Model-Agnostic Meta-Learning using Runge-Kutta Methods
This work provides an incremental improvement to meta-learning methods for researchers and practitioners seeking better few-shot learning performance.
The paper tackled the problem of improving model-agnostic meta-learning (MAML) by analyzing its optimization dynamics using Runge-Kutta methods, resulting in enhanced performance on benchmark tasks in classification, regression, and reinforcement learning.

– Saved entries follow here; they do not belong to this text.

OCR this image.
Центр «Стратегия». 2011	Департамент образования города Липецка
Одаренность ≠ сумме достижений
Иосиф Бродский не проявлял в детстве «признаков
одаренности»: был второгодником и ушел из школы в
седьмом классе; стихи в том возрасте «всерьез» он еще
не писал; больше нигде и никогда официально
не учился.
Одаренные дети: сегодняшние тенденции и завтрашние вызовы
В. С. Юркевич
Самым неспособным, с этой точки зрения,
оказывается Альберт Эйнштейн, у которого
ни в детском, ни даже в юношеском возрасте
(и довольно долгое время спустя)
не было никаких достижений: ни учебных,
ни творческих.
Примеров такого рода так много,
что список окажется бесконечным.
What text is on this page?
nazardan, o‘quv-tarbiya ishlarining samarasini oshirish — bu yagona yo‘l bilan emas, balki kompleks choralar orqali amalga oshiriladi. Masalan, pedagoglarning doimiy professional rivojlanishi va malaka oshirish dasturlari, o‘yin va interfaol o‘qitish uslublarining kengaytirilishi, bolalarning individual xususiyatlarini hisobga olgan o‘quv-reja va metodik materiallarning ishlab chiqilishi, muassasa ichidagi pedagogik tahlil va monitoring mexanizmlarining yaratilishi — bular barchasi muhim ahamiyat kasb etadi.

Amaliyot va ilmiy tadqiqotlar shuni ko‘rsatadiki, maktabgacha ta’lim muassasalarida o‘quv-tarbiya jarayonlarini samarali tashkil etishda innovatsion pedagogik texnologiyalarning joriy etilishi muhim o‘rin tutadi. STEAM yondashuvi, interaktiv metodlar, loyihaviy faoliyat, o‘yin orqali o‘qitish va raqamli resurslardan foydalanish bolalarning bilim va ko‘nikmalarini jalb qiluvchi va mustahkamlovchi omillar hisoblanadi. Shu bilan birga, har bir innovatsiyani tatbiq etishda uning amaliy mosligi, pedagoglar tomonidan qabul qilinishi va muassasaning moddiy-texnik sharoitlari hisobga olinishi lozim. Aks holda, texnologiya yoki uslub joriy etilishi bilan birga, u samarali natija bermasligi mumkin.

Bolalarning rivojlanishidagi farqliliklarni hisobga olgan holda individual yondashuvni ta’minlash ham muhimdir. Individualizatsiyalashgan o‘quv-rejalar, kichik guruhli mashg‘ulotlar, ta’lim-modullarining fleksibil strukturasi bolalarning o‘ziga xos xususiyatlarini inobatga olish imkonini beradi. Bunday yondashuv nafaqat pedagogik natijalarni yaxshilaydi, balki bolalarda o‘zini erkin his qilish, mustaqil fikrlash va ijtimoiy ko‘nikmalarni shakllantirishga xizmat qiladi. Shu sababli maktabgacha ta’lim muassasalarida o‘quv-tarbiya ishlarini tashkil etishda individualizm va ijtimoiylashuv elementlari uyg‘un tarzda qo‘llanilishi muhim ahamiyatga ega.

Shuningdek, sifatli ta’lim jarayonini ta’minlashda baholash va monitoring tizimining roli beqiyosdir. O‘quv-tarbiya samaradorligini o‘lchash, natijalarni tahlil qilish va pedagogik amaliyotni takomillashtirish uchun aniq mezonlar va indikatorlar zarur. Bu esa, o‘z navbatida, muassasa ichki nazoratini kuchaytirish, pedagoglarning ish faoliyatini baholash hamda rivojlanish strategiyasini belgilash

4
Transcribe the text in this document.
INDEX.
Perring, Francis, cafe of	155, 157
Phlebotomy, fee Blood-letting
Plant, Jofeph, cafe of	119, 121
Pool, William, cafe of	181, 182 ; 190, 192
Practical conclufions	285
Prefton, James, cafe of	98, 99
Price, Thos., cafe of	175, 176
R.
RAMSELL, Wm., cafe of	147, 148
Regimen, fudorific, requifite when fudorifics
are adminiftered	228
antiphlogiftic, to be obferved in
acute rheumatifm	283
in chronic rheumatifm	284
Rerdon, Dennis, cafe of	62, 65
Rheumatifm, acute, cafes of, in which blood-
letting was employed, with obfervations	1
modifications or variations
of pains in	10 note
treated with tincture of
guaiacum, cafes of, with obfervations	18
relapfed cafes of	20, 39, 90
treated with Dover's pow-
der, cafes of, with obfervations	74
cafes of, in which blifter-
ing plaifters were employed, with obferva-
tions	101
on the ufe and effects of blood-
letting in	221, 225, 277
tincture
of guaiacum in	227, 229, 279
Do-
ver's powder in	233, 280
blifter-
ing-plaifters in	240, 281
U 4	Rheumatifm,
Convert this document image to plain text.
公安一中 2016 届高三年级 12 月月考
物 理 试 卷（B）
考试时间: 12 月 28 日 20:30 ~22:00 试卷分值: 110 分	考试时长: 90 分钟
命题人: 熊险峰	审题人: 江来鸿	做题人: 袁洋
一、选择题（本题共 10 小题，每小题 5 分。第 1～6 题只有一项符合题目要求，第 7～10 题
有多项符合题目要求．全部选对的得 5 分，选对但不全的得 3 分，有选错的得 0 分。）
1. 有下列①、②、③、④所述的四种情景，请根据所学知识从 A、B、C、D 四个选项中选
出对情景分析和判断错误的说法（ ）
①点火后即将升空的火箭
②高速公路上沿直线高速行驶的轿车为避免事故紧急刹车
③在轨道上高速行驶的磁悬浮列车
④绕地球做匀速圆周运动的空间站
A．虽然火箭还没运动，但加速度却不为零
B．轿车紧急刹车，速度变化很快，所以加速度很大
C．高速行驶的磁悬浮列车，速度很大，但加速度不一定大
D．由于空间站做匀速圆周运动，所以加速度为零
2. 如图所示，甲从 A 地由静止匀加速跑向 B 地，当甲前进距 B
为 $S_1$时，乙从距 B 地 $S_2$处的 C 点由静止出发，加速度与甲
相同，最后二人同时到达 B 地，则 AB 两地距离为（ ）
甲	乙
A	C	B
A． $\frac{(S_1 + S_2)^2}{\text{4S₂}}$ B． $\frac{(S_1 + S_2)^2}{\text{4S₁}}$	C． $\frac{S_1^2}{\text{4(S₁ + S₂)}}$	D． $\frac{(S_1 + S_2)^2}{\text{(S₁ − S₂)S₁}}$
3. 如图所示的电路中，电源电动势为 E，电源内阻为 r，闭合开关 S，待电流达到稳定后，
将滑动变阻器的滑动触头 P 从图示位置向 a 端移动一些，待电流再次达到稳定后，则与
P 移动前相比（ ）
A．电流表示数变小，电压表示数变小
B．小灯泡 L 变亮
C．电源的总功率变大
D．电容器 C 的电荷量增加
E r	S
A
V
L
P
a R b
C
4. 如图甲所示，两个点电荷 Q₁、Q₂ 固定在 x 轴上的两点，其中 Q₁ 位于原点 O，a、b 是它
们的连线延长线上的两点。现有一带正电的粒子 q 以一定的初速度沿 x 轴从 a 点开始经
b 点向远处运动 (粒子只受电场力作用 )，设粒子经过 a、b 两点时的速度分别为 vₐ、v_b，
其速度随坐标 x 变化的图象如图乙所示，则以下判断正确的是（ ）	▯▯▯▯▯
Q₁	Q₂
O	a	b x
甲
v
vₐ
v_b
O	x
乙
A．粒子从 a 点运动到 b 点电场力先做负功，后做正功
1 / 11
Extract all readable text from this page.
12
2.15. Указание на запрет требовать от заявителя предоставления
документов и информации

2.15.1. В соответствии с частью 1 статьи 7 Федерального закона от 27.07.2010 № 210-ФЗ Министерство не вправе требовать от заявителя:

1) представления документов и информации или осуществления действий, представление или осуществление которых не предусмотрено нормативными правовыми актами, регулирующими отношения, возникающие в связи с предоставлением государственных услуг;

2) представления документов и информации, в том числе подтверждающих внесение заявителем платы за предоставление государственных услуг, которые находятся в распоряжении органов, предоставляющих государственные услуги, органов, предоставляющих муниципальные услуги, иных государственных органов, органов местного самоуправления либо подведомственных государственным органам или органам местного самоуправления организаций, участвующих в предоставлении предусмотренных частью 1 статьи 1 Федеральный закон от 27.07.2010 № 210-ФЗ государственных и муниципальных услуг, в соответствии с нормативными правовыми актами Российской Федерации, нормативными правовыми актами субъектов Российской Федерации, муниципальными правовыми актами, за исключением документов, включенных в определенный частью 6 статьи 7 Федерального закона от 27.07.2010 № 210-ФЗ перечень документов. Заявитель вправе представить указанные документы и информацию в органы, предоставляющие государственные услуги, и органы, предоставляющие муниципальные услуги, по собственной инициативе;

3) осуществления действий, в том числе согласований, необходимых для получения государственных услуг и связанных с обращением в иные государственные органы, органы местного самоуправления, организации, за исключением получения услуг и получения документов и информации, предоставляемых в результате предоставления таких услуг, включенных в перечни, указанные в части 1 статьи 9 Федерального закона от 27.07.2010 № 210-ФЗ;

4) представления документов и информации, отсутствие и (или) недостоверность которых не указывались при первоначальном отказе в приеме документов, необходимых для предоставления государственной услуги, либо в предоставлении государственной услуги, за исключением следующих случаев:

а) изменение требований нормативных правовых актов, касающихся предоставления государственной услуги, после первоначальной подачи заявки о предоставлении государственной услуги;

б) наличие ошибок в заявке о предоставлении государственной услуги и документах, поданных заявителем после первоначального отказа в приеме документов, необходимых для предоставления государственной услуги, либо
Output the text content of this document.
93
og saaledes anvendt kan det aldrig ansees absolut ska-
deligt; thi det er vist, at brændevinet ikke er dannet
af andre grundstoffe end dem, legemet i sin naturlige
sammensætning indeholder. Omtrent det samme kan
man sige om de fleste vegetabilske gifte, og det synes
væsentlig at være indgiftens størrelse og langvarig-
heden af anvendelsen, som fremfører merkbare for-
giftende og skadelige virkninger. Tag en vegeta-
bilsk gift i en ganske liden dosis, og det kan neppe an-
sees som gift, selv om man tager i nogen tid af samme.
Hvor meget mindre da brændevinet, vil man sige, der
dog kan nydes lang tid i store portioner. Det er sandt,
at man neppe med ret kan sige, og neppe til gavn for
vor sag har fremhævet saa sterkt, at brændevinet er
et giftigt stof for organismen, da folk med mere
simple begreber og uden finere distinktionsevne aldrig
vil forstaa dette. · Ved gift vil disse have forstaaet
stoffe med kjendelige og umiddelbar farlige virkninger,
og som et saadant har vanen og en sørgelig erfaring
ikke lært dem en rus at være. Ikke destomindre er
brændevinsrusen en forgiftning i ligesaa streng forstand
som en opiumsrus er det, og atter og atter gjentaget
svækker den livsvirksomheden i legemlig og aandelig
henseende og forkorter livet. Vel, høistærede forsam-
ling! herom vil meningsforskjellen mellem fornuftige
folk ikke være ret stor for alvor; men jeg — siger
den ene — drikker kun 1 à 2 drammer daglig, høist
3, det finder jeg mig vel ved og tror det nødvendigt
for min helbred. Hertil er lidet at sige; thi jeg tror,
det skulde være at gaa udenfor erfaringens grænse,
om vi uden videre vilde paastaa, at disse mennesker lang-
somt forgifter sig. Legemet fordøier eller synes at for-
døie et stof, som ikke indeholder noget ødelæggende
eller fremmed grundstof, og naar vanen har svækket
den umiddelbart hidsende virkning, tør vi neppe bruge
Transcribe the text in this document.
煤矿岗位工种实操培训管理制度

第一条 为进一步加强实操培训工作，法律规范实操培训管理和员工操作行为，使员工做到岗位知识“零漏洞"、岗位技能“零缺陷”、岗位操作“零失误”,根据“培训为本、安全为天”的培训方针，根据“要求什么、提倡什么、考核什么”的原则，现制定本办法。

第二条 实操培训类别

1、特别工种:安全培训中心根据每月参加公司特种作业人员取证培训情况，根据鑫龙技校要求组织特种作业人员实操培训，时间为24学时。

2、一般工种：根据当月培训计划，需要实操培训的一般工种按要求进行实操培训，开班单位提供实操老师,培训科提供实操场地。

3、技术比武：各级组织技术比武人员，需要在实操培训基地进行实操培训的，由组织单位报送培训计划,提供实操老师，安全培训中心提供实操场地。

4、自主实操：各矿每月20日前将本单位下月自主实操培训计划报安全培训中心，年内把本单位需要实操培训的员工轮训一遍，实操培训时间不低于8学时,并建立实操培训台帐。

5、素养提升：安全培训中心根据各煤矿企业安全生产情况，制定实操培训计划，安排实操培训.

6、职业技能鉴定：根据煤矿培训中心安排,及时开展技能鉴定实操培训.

Meta-learning has emerged as an important framework for learning new tasks from just a few examples. The success of any meta-learning model depends on (i) its fast adaptation to new tasks, as well as (ii) having a shared representation across similar tasks. Here we extend the model-agnostic meta-learning (MAML) framework introduced by Finn et al. (2017) to achieve improved performance by analyzing the temporal dynamics of the optimization procedure via the Runge-Kutta method. This method enables us to gain fine-grained control over the optimization and helps us achieve both the adaptation and representation goals across tasks. By leveraging this refined control, we demonstrate that there are multiple principled ways to update MAML and show that the classic MAML optimization is simply a special case of second-order Runge-Kutta method that mainly focuses on fast-adaptation. Experiments on benchmark classification, regression and reinforcement learning tasks show that this refined control helps attain improved results.